Convolutional Neural Networks, or CNNs, classify images based on the pixel values within those images, allowing computers to mimic human eyes and brain. It has multiple uses in the real world, from self driving cars to robotics, as it serves as the basis for computer vision applications. In this chapter, we will be using Tensorflow, a machine learning library, to allow computers to see.
In the last chapter, you learned about the basic network structure, but why use a different one for image recognition? CNNs can reduce the picture down through the process below, meaning the training process takes much less time compared to a Dense network, which needs to train on the full picture, taking more time and processing power. In the end, CNNs are better suited for image processing tasks, so it is natural to use them when we need to identify images.
A CNN works by splitting pixel values into squares (the height and width are the ‘pool size’).

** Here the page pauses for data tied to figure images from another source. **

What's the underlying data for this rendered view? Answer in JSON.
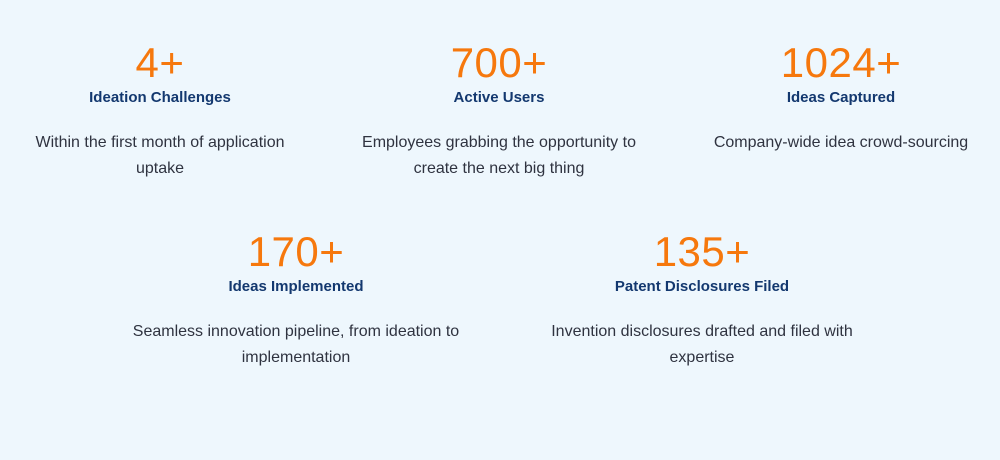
{
  "stats": [
    {
      "number": "4+",
      "title": "Ideation Challenges",
      "description": "Within the first month of application uptake"
    },
    {
      "number": "700+",
      "title": "Active Users",
      "description": "Employees grabbing the opportunity to create the next big thing"
    },
    {
      "number": "1024+",
      "title": "Ideas Captured",
      "description": "Company-wide idea crowd-sourcing"
    },
    {
      "number": "170+",
      "title": "Ideas Implemented",
      "description": "Seamless innovation pipeline, from ideation to implementation"
    },
    {
      "number": "135+",
      "title": "Patent Disclosures Filed",
      "description": "Invention disclosures drafted and filed with expertise"
    }
  ]
}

As the CNN goes through the image, it looks at each pool/patch and, depending on the model, either takes the average or maximum of the pixels in that pool. We do this to reduce the amount of work for our network - by removing all the blank space, or white pixels, we give our neural network only the important pixels in the image. This, in turn, leads to faster computation, and reduces overfitting. Below is an image describing how max pooling works. Apart from Max Pooling, there are other types of pooling, such as Average Pooling, which takes the average of all the pixels, and Minimum Pooling, which takes the lowest pixel.